The 52nd District's State Representative race is shaping up with a Monticello attorney filing to challenge Ken Upchurch.

Rhett Ramsey officially filed his paperwork with the Secretary of State's office last Friday as a Republican candidate. The 52nd District -- comprised of Wayne and McCreary counties along with a portion of Pulaski -- is currently represented by Upchurch, also a Republican from Monticello who filed for re-election Tuesday.

Upchurch has served most recently since 2013 after a prior stint from 1999 to 2010. His duties include chairing the House Transportation Committee as well as serving on the State Government (H) and Banking & Insurance (H) committees. In announcing his filing on Facebook, Rep. Upchurch stated that as chairman of the House Committee on Transportation as well as a senior member of the Republican majority, he makes "sure the people of McCreary, Pulaski, and Wayne are heard."

Ramsey is a graduate of Eastern Kentucky University and the University of Kentucky College of Law. He's been practicing for just over three years -- primarily civil cases -- through the law firm of Garmon & Ramsey, PLLC, in downtown Monticello.

"I do handle criminal cases also," Ramsey said. "When you're a small town attorney, you have to be able to take a little bit of everything."

Politics comes naturally to Ramsey, whose father Bruce served two terms as Wayne County Judge-Executive. "I guess you can say I come by politics pretty honest," he said. "I love getting out and meeting with people, listening to them and looking for ways to make life better for people in our communities."

In announcing his candidacy, Ramsey said he returned to his home county after law school because he wanted to make a difference. He's focusing his campaign on helping other young people do the same.

"There is more potential in our community," Ramsey said. "We have a lot of really bright, talented people that grow up here but unfortunately we lose a lot of them because they see opportunity elsewhere. I think we have to do a better job, and find ways to get our young people to come back home to have families and careers."

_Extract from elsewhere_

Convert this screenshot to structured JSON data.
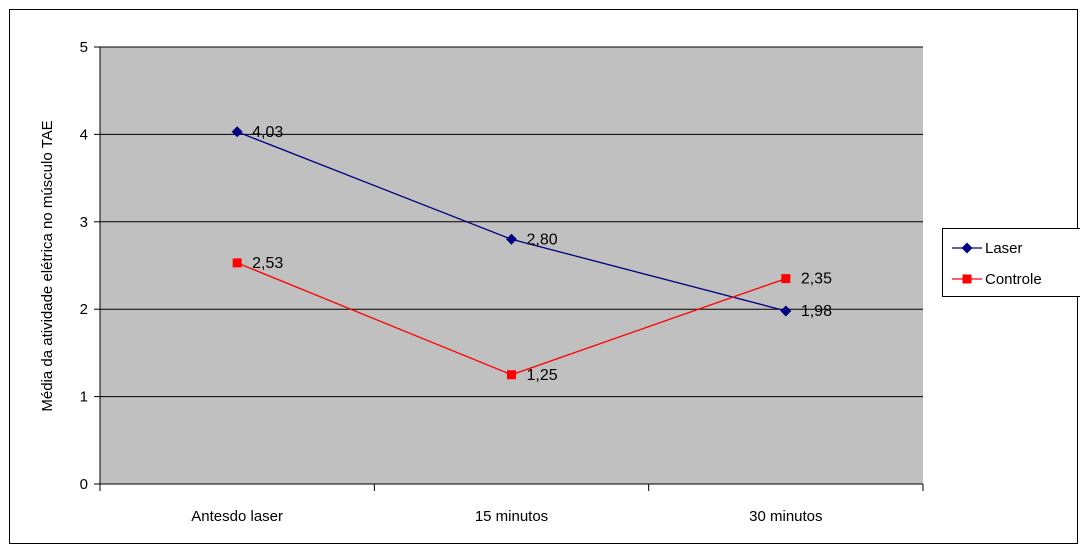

If elected, Ramsey would like to help spur economic development statewide. He supports cutting Kentucky's income tax in favor of a sales-based system. He would also like to see more incentives for young people starting businesses in rural communities.

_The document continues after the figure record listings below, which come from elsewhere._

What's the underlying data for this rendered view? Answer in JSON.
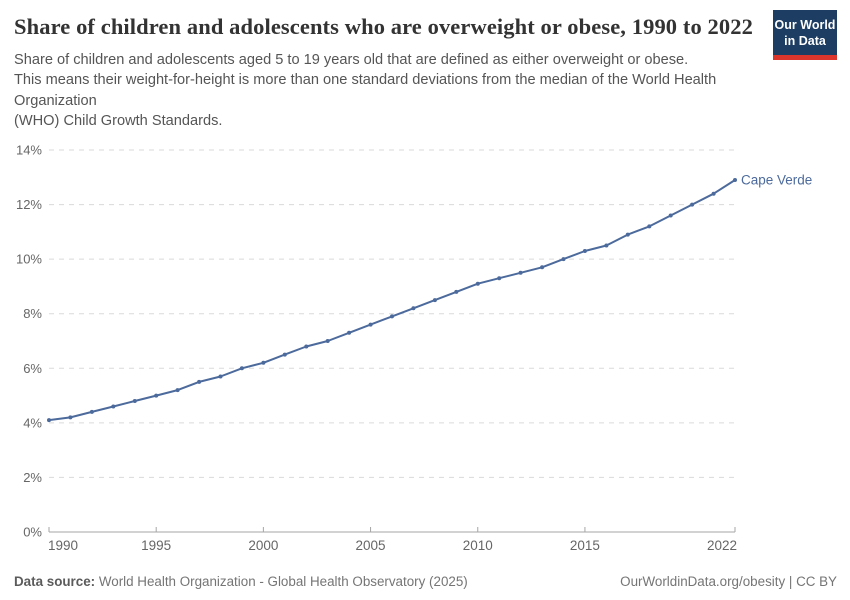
{
  "header": {
    "title": "Share of children and adolescents who are overweight or obese, 1990 to 2022",
    "subtitle_lines": [
      "Share of children and adolescents aged 5 to 19 years old that are defined as either overweight or obese.",
      "This means their weight-for-height is more than one standard deviations from the median of the World Health Organization",
      "(WHO) Child Growth Standards."
    ],
    "logo": {
      "line1": "Our World",
      "line2": "in Data",
      "bg_color": "#1d3d63",
      "accent_color": "#dc352c"
    }
  },
  "chart_data": {
    "type": "line",
    "title": "Share of children and adolescents who are overweight or obese, 1990 to 2022",
    "entity": "Cape Verde",
    "x": [
      1990,
      1991,
      1992,
      1993,
      1994,
      1995,
      1996,
      1997,
      1998,
      1999,
      2000,
      2001,
      2002,
      2003,
      2004,
      2005,
      2006,
      2007,
      2008,
      2009,
      2010,
      2011,
      2012,
      2013,
      2014,
      2015,
      2016,
      2017,
      2018,
      2019,
      2020,
      2021,
      2022
    ],
    "values": [
      4.1,
      4.2,
      4.4,
      4.6,
      4.8,
      5.0,
      5.2,
      5.5,
      5.7,
      6.0,
      6.2,
      6.5,
      6.8,
      7.0,
      7.3,
      7.6,
      7.9,
      8.2,
      8.5,
      8.8,
      9.1,
      9.3,
      9.5,
      9.7,
      10.0,
      10.3,
      10.5,
      10.9,
      11.2,
      11.6,
      12.0,
      12.4,
      12.9
    ],
    "xlabel": "",
    "ylabel": "",
    "y_unit": "%",
    "xlim": [
      1990,
      2022
    ],
    "ylim": [
      0,
      14
    ],
    "yticks": [
      0,
      2,
      4,
      6,
      8,
      10,
      12,
      14
    ],
    "xticks": [
      1990,
      1995,
      2000,
      2005,
      2010,
      2015,
      2022
    ],
    "grid": "dashed-horizontal",
    "legend": "end-of-line-label",
    "colors": {
      "line": "#4c6a9c",
      "entity_label": "#4c6a9c",
      "grid": "#dadada",
      "axis": "#a5a5a5",
      "tick_labels": "#666666"
    }
  },
  "footer": {
    "datasource_label": "Data source:",
    "datasource_text": " World Health Organization - Global Health Observatory (2025)",
    "credit": "OurWorldinData.org/obesity | CC BY"
  }
}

"We can't always rely on other companies moving into our area," Ramsey said. "We have to let our people loose to create their own jobs, create their own businesses, employ local people. I think we need to pay special attention to making sure that we all shop local when we can and invest in our own local people."

Describing himself as a conservative Republican, Ramsey said he supports 2nd Amendment rights and is 100-percent pro-life. In regard to one hot-button issue that has dominated the General Assembly for the last few years, he believes that while state employees already in the pension system deserve the benefits they were promised, changes must be made for new hires. He thinks that lawmakers should look at their own pension system as well.

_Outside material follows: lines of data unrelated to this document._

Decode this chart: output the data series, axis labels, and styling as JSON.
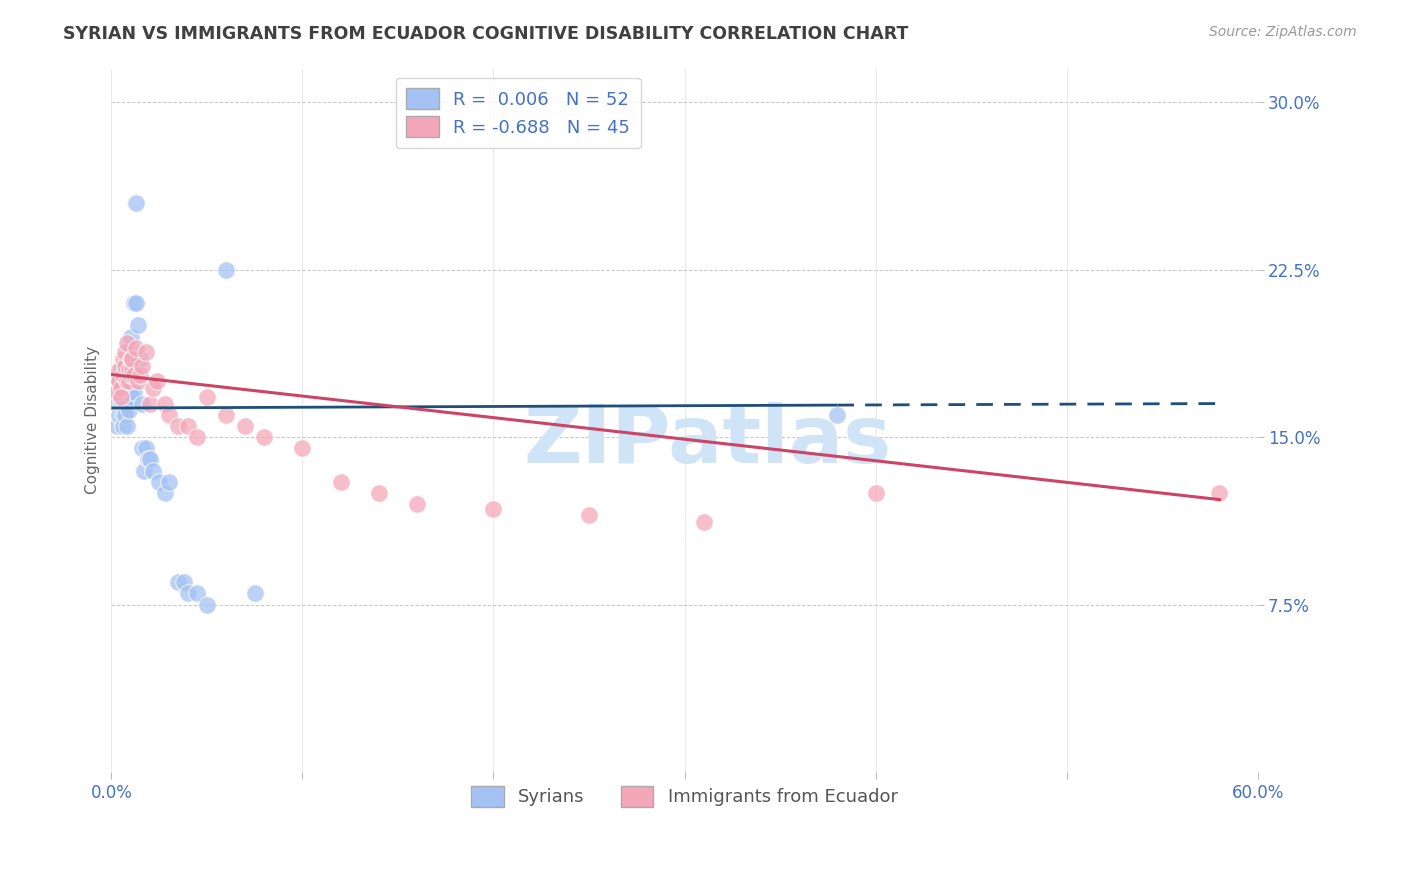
{
  "title": "SYRIAN VS IMMIGRANTS FROM ECUADOR COGNITIVE DISABILITY CORRELATION CHART",
  "source": "Source: ZipAtlas.com",
  "ylabel": "Cognitive Disability",
  "watermark": "ZIPatlas",
  "background_color": "#ffffff",
  "grid_color": "#c8c8c8",
  "xlim": [
    0.0,
    0.6
  ],
  "ylim": [
    0.0,
    0.315
  ],
  "xticks": [
    0.0,
    0.1,
    0.2,
    0.3,
    0.4,
    0.5,
    0.6
  ],
  "xticklabels": [
    "0.0%",
    "",
    "",
    "",
    "",
    "",
    "60.0%"
  ],
  "yticks_right": [
    0.075,
    0.15,
    0.225,
    0.3
  ],
  "yticklabels_right": [
    "7.5%",
    "15.0%",
    "22.5%",
    "30.0%"
  ],
  "legend_color1": "#a4c2f4",
  "legend_color2": "#f4a7b9",
  "scatter_color1": "#a4c2f4",
  "scatter_color2": "#f4a7b9",
  "line_color1": "#1f4e79",
  "line_color2": "#cc4466",
  "title_color": "#404040",
  "tick_color": "#4472c4",
  "watermark_color": "#d0e4f7",
  "syrians_x": [
    0.002,
    0.003,
    0.003,
    0.004,
    0.004,
    0.004,
    0.005,
    0.005,
    0.005,
    0.005,
    0.006,
    0.006,
    0.006,
    0.006,
    0.007,
    0.007,
    0.007,
    0.007,
    0.008,
    0.008,
    0.008,
    0.009,
    0.009,
    0.01,
    0.01,
    0.01,
    0.011,
    0.011,
    0.012,
    0.012,
    0.013,
    0.013,
    0.014,
    0.015,
    0.016,
    0.016,
    0.017,
    0.018,
    0.019,
    0.02,
    0.022,
    0.025,
    0.028,
    0.03,
    0.035,
    0.038,
    0.04,
    0.045,
    0.05,
    0.06,
    0.075,
    0.38
  ],
  "syrians_y": [
    0.17,
    0.155,
    0.165,
    0.17,
    0.16,
    0.175,
    0.172,
    0.168,
    0.165,
    0.18,
    0.175,
    0.165,
    0.16,
    0.155,
    0.178,
    0.17,
    0.165,
    0.16,
    0.175,
    0.168,
    0.155,
    0.17,
    0.162,
    0.19,
    0.185,
    0.195,
    0.175,
    0.168,
    0.17,
    0.21,
    0.255,
    0.21,
    0.2,
    0.185,
    0.165,
    0.145,
    0.135,
    0.145,
    0.14,
    0.14,
    0.135,
    0.13,
    0.125,
    0.13,
    0.085,
    0.085,
    0.08,
    0.08,
    0.075,
    0.225,
    0.08,
    0.16
  ],
  "ecuador_x": [
    0.002,
    0.003,
    0.004,
    0.004,
    0.005,
    0.005,
    0.006,
    0.006,
    0.007,
    0.007,
    0.008,
    0.008,
    0.009,
    0.009,
    0.01,
    0.01,
    0.011,
    0.011,
    0.012,
    0.013,
    0.014,
    0.015,
    0.016,
    0.018,
    0.02,
    0.022,
    0.024,
    0.028,
    0.03,
    0.035,
    0.04,
    0.045,
    0.05,
    0.06,
    0.07,
    0.08,
    0.1,
    0.12,
    0.14,
    0.16,
    0.2,
    0.25,
    0.31,
    0.4,
    0.58
  ],
  "ecuador_y": [
    0.175,
    0.17,
    0.18,
    0.175,
    0.172,
    0.168,
    0.185,
    0.178,
    0.182,
    0.188,
    0.175,
    0.192,
    0.18,
    0.175,
    0.185,
    0.178,
    0.18,
    0.185,
    0.178,
    0.19,
    0.175,
    0.178,
    0.182,
    0.188,
    0.165,
    0.172,
    0.175,
    0.165,
    0.16,
    0.155,
    0.155,
    0.15,
    0.168,
    0.16,
    0.155,
    0.15,
    0.145,
    0.13,
    0.125,
    0.12,
    0.118,
    0.115,
    0.112,
    0.125,
    0.125
  ],
  "line1_x_solid_end": 0.38,
  "line1_x_dash_start": 0.38,
  "line1_x_dash_end": 0.58,
  "line1_y_start": 0.163,
  "line1_y_end": 0.165,
  "line2_x_start": 0.0,
  "line2_x_end": 0.58,
  "line2_y_start": 0.178,
  "line2_y_end": 0.122
}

"We have to take a look at what we can do," he said. "Obviously, I think that what we've been doing doesn't work but we need to be fair to everybody across the board. Part of that might include looking at the legislative pension system and why it is separate from all the other state employees.

"I'm ready to go to Frankfort and stand up for our people," Ramsey continued, adding he believes he can make a difference if given the opportunity to serve the 52nd District and has been humbled by the support he's received since announcing his intent to run last fall. "The citizens of our district are ready for a change; it is time for fresh thinking and a new approach."

The attorney and his wife Charity, a registered nurse, make their home in Monticello.

In other candidacy news from the Kentucky Secretary of State's website:

• The race for Senate Majority Leader Mitch McConnell's long-held seat is getting rather crowded. McConnell has filed for re-election and will face a Primary challenge from fellow Republicans: former state representative C. Wesley Morgan of Richmond, Paul John Frangedakis of Lexington, Louis Grider of Elizabethtown, Nicholas Alsager of Campbellsville, Naren James of Stanford and Wendell K. Crow of Cox's Creek in Nelson County. On the Democrat side, perceived frontrunner Amy McGrath of Lexington will have to fight off challengers Eric Rothmuller of Louisville, Andrew J. Maynard of Georgetown, Mike Broihier of Stanford, John R. Sharpensteen of Bonnieville, Maggie Jo Hilliard of Louisville, Charles Booker of Louisville and Jimmy C. Ausbrooks of Franklin in Simpson County for her shot in the General Election.

• The number of Democrats running for the Presidency of the United States on the Kentucky Primary ballot has grown to five with former Vice President Joe Biden and Massachusetts' senior U.S. Senator Elizabeth Warren joining Indiana's Pete Buttigieg, California's Tom Steyer and New York's Andrew Yang.

Kentucky's filing deadline is this Friday, January 10.